Leveraging this next-generation AI drug development platform and data center, the company has recently signed a series of co-development deals for drug candidates with leading pharmaceutical and biotech companies in Korea and abroad. To date, SyntekaBio has supplied a total of 30 targets to its partners, including eight membrane proteins, five antibody targets, three immune-related targets and seven kinases.

“In the past, AI drug discovery platforms were essentially geared toward finding a single therapy against a single target,” Jung explained. “By contrast, SyntekaBio is the first in the world to combine an AI platform with a bio data center, enabling multi-target discovery for precision therapies such as oncology, metabolic diseases and cancer vaccines.”

He recalled that, “We previously pushed ahead with multi-target projects across antibodies, small molecules and cancer vaccines, but the business scope was simply too broad and our manpower far too limited, so we ran into a number of challenges.

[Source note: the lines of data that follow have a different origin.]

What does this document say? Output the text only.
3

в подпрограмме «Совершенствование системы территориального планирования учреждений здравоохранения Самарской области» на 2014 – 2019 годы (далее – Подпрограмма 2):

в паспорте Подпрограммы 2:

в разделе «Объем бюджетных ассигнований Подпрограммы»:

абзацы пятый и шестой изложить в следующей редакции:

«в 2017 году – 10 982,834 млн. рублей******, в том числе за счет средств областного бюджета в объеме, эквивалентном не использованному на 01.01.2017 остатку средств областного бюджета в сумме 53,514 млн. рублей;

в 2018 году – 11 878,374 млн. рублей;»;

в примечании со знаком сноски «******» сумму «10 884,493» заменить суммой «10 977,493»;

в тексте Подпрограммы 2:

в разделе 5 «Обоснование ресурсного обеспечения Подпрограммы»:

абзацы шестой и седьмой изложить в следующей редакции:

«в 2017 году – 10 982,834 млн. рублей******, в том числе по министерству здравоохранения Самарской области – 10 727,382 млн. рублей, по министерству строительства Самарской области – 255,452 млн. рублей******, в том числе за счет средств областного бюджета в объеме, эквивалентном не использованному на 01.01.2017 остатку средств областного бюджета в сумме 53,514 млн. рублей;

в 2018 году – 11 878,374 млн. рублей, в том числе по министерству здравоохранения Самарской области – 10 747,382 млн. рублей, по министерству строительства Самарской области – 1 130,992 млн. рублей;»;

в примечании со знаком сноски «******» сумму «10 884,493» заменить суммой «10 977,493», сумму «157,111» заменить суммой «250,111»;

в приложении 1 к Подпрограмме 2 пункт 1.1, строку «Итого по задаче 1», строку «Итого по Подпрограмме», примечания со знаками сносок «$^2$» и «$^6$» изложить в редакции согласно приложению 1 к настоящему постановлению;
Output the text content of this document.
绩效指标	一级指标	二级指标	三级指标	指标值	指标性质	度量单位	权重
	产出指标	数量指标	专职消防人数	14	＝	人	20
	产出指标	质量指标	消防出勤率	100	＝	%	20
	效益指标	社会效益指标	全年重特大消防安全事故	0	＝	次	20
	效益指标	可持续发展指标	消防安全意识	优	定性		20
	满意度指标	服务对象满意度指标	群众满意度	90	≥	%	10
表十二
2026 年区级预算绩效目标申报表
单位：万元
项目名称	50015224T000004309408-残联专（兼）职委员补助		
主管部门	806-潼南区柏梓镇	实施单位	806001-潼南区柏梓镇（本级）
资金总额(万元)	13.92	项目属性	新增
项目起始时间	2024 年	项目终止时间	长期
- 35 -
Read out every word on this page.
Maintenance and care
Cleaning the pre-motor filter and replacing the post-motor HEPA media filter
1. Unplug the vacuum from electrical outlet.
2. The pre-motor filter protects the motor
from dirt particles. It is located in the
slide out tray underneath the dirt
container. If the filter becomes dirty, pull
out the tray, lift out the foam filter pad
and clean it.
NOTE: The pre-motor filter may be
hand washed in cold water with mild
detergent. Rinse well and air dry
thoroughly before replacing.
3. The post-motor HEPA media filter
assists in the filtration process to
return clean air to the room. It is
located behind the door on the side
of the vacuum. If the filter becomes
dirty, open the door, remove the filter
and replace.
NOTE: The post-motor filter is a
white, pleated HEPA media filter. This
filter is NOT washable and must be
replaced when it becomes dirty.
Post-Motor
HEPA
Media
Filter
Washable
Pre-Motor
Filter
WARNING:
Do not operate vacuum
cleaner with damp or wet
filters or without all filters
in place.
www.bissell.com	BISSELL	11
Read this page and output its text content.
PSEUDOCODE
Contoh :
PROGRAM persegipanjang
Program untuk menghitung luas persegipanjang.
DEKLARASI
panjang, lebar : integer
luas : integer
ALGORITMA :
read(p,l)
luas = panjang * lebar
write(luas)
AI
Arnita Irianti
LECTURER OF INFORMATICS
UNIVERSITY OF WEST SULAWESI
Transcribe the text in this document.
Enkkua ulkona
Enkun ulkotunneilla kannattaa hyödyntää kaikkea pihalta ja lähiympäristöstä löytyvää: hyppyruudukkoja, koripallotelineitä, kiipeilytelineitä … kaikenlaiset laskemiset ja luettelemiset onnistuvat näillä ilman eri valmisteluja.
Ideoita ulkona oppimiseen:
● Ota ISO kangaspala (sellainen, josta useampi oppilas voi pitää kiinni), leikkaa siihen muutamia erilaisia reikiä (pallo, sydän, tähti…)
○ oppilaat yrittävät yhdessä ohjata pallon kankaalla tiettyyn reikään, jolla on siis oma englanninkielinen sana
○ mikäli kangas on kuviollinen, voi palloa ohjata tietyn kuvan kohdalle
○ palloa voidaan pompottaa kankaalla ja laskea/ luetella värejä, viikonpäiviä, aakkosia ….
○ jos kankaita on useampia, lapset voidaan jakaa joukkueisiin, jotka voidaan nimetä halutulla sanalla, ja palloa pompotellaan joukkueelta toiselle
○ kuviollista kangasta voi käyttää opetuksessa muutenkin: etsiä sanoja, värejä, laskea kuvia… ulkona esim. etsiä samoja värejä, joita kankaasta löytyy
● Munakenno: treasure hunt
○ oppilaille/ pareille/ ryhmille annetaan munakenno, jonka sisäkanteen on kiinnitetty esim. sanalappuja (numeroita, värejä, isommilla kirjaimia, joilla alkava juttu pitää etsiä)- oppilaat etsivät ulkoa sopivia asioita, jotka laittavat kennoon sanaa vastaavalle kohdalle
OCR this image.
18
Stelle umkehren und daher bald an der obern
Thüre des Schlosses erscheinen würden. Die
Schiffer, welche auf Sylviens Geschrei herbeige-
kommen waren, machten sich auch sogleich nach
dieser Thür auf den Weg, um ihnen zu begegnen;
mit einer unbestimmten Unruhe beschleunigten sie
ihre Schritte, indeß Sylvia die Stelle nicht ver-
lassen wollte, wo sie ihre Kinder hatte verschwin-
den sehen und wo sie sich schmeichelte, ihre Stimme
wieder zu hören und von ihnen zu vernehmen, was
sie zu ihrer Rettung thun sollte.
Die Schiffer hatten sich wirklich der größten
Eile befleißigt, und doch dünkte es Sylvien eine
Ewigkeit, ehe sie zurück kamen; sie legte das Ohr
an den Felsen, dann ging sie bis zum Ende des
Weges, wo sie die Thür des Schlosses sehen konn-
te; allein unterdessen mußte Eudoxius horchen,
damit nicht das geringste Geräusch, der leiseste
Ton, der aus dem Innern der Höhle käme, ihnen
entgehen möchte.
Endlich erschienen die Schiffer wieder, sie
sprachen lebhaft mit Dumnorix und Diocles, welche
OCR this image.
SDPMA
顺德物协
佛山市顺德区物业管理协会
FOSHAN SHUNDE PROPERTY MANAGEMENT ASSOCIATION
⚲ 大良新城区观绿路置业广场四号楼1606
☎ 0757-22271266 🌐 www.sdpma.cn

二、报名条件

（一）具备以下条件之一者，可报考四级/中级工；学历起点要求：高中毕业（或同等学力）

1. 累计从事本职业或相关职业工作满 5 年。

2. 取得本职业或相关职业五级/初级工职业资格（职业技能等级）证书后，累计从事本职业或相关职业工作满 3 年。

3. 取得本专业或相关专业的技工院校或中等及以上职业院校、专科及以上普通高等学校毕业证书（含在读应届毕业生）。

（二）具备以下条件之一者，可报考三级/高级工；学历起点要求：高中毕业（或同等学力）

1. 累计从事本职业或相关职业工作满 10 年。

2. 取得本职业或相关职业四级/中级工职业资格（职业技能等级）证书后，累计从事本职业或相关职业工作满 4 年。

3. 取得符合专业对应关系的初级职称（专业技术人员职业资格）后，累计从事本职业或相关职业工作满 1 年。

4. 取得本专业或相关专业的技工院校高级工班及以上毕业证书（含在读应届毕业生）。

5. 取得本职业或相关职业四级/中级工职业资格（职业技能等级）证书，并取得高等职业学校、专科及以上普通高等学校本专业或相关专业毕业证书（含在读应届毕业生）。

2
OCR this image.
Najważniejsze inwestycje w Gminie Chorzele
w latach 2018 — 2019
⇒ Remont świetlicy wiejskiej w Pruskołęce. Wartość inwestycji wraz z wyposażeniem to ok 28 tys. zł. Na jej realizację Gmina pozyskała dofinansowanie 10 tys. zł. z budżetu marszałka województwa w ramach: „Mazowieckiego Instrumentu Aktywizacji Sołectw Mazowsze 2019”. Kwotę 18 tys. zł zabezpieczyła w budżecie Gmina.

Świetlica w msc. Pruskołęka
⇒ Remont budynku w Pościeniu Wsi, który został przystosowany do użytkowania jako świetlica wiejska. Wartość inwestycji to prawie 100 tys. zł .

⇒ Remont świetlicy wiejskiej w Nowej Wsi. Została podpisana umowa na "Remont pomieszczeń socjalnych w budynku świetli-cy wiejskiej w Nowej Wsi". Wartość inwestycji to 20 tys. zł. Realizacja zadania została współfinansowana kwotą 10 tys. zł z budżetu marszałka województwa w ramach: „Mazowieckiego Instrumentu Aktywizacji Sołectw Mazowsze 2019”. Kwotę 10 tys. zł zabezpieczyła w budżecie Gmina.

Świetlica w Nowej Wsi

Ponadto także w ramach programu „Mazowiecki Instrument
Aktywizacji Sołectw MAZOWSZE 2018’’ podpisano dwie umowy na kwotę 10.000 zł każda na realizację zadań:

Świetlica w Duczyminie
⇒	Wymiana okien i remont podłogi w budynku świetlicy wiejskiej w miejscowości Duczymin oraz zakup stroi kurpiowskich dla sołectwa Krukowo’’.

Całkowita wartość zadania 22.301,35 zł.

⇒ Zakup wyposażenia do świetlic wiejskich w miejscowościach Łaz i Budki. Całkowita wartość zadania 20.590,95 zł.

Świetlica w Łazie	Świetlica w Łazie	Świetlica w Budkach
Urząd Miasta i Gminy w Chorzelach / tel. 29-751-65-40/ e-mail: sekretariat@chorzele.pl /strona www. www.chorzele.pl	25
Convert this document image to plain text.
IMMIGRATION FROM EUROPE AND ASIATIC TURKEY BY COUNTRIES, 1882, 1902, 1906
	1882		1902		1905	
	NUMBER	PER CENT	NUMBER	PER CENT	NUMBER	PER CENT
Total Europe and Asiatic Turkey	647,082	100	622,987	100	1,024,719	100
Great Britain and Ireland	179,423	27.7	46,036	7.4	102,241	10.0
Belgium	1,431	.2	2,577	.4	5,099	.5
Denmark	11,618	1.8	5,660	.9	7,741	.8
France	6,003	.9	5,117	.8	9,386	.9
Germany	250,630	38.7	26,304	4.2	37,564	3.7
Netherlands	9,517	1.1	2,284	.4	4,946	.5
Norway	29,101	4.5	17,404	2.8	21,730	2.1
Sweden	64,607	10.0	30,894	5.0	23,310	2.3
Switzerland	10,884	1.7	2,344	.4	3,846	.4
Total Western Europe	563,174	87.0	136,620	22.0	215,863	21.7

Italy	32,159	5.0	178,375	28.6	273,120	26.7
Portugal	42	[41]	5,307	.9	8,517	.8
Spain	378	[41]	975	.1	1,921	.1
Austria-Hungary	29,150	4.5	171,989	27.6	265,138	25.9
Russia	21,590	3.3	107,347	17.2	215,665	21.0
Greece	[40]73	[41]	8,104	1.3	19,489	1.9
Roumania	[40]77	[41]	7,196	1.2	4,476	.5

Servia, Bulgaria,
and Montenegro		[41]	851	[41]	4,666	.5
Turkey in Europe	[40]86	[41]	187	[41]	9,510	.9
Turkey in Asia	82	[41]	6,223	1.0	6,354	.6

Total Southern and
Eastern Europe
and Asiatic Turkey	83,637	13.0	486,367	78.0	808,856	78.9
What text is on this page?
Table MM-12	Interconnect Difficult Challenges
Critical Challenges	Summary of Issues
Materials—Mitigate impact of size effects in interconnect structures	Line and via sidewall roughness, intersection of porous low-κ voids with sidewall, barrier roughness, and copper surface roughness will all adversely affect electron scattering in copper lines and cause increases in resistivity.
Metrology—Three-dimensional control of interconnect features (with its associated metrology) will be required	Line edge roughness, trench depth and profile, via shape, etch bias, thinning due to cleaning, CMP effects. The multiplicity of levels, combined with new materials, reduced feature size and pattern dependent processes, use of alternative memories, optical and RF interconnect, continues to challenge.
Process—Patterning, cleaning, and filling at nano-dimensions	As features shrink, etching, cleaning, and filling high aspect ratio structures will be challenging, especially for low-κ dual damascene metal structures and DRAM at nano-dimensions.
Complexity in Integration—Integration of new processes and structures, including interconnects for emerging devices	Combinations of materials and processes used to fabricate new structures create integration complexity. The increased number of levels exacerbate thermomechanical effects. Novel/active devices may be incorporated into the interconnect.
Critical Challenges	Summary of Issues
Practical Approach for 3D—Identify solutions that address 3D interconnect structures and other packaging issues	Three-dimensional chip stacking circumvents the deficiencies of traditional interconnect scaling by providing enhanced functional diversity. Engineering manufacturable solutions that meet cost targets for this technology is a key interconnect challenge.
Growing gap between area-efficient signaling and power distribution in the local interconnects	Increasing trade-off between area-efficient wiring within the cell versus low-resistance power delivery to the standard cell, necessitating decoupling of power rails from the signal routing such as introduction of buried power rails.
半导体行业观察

To compete head-on with the massive technology and capital base of the U.S. and Europe, you need a strong track record backed by ample assets and talent, and at the time that was difficult for us.”

“AI data center–based drug discovery is not about ‘betting’ everything on the 1% success probability of a single candidate,” Jung said. “It’s about exploring more than 100 candidates in parallel and securing a statistically robust probability of success. This is the kind of model Korean companies are best positioned to execute, and it is precisely why large domestic conglomerates and the government should pay attention to this field.”

He added, “With our next-generation AI drug development platform and data center now complete, we are beginning to see tangible results in multi-target and complex-modality drug programs,” and expressed confidence that “once validation data starts to accumulate in earnest early next year, we expect to see much more proactive engagement from major global clients.”